110 Years Since Mercedes' Dad Bought His First Car

by | Sep 2007 | 0 comments


Emil Jellinek didn’t only love Daimler cars; he also doted on his daughter, Mercédès.

In 1897, successful German-born businessman Emil Jellinek bought his first car from genius inventor Gottlieb Daimler. He became an enthusiastic fan of the automobile, took part in the earliest motor races, and quickly became the largest distributor of Daimler cars. A few months after Herr Daimler’s death in 1900, Jellinek persuaded the management of the Daimler-Motoren-Gesellschaft to have its chief designer, legendary and visionary engineer Wilhelm Maybach, build a fast, lightweight and safe car. Jellinek also made a second suggestion: the new car should bear the name of his daughter, Mercédès, who was then ten years old.

This example of the first Mercedes was owned by U.S. millionaire William K. Vanderbilt. Note how modern the essentials of its design are compared to other cars of the period. It had a low, stable stance, too.

And what a new car it was. More advanced than any other of the time, there’s no disputing that it set the pattern for all that was to come for many decades. Essentially, it defined the car as we know it today.

This Benz Velo of just a few years before provides astonishing proof of just how far ahead the
Mercedes was. And the Velo was the first
successful commercially-produced automobile.
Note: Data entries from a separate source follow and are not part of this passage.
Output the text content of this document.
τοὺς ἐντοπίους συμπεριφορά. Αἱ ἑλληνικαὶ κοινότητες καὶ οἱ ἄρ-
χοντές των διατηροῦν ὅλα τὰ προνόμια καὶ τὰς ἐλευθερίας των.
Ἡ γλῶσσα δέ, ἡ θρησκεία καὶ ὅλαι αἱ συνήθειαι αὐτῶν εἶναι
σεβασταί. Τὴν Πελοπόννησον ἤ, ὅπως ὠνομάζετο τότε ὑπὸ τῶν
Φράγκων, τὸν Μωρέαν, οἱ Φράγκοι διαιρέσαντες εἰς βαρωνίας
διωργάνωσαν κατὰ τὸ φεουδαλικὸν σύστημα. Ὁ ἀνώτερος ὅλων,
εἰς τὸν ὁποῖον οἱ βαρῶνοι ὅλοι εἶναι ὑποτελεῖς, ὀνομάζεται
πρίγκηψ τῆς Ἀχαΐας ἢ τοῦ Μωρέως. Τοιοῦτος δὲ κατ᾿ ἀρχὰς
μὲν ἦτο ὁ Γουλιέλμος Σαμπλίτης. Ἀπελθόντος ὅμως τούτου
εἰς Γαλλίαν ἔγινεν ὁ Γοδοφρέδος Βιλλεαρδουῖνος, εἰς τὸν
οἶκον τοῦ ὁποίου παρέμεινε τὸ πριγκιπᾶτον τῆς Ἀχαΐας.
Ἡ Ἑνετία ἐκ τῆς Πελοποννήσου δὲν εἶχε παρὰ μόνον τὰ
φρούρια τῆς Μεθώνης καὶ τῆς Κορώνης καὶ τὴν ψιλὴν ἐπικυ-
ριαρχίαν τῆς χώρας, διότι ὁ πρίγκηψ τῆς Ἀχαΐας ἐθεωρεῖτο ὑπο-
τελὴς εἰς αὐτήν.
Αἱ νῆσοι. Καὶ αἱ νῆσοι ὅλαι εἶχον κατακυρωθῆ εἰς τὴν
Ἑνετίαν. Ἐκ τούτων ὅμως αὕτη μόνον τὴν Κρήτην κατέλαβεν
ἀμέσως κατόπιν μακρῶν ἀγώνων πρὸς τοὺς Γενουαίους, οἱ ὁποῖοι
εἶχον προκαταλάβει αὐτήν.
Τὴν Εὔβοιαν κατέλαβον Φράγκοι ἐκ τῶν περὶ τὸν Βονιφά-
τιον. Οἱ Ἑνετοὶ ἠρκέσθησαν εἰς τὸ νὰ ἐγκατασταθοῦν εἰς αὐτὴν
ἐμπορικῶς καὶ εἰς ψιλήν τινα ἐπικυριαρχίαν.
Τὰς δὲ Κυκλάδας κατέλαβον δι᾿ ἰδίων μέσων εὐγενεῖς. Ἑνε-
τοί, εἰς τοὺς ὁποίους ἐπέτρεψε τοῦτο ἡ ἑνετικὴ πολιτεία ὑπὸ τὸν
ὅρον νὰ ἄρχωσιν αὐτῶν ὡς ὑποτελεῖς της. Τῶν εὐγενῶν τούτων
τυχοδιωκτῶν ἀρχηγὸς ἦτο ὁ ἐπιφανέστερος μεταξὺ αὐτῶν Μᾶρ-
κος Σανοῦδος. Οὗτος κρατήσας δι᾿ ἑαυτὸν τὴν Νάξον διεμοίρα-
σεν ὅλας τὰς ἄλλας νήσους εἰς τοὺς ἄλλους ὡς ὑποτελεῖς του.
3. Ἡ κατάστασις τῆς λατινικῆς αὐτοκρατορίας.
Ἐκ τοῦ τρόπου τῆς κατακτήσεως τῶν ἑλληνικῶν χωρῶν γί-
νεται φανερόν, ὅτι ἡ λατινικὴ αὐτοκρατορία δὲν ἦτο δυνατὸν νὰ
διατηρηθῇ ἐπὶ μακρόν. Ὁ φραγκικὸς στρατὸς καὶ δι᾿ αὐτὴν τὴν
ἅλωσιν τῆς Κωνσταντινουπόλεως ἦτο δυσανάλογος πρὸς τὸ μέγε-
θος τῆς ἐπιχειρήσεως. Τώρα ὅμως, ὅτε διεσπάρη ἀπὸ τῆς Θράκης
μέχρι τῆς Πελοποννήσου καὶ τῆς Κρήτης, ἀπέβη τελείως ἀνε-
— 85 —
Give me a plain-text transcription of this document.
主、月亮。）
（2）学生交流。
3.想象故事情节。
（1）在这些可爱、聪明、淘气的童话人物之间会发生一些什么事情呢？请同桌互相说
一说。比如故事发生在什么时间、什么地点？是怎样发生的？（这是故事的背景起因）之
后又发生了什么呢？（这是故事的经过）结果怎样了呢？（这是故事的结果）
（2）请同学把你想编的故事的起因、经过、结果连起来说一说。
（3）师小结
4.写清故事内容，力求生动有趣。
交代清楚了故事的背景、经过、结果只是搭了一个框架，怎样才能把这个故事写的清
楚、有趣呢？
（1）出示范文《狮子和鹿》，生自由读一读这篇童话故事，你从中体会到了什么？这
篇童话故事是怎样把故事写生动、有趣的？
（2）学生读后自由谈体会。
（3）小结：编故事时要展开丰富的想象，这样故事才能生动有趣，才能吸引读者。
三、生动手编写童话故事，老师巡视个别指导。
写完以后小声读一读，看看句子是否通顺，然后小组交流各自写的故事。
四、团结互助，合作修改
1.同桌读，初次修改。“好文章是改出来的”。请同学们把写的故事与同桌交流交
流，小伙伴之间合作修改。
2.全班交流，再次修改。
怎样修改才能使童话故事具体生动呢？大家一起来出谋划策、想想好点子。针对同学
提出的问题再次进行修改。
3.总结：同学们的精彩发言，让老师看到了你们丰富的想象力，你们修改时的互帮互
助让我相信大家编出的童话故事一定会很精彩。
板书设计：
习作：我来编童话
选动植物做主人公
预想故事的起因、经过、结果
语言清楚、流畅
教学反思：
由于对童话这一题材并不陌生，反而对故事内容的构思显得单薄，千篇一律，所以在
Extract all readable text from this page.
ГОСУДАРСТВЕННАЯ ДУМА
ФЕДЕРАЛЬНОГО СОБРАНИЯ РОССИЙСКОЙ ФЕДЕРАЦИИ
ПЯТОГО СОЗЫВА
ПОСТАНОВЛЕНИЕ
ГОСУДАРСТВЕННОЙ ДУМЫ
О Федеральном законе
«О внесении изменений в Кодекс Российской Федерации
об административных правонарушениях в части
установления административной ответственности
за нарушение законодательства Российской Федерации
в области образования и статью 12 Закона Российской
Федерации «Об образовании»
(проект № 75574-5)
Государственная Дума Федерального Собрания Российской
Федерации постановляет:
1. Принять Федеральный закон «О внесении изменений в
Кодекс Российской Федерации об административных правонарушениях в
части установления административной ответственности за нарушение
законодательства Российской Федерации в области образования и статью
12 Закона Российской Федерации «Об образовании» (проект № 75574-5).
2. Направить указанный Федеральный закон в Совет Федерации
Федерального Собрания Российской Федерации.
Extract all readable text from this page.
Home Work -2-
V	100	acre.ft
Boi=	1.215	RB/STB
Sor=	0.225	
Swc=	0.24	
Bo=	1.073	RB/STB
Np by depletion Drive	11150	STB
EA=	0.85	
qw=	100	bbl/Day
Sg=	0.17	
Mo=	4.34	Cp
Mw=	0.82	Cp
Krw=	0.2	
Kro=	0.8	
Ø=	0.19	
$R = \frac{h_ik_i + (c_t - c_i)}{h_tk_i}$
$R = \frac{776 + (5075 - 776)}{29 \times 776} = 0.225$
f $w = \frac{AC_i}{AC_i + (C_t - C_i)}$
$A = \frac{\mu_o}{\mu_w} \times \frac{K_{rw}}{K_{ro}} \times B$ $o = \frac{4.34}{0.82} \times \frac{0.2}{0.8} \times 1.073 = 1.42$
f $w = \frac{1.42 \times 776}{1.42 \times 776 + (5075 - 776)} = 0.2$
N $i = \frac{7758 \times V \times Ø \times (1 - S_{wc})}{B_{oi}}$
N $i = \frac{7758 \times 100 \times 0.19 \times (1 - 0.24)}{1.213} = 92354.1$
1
Of course, during the previous 15 years since Karl Benz had patented his three-wheeler, all sorts of contraptions, both European and American, had been produced that proved capable of moving under their own power, more or less, but none but the 1901 Mercedes deserved billing as “The World’s First Modern Automobile.” Instead of a wooden frame, it featured pressed-steel chassis members. Its front-mounted, four-cylinder 35-horsepower engine was the first to use inlet valves operated by a camshaft. The car’s transmission allowed precise selection of any gear at will. Its honeycomb radiator with engine-driven fan was far more efficient (and more visually appealing) than the monstrous lengths of finned tubing used on other vehicles to dissipate excess engine heat. It was altogether quieter, more civilized and easier to operate than any other motor vehicle of the time – and it was quickly copied as the blueprint of cars that would follow.
In September of that year the name “Mercedes” was protected as a registered trademark. Twenty-four years later, DMG merged with Benz & Cie. The companies founded by the two inventors of the automobile, Gottlieb Daimler and Karl Benz, thus amalgamated to become Daimler-Benz AG; and Mercedes became Mercedes-Benz.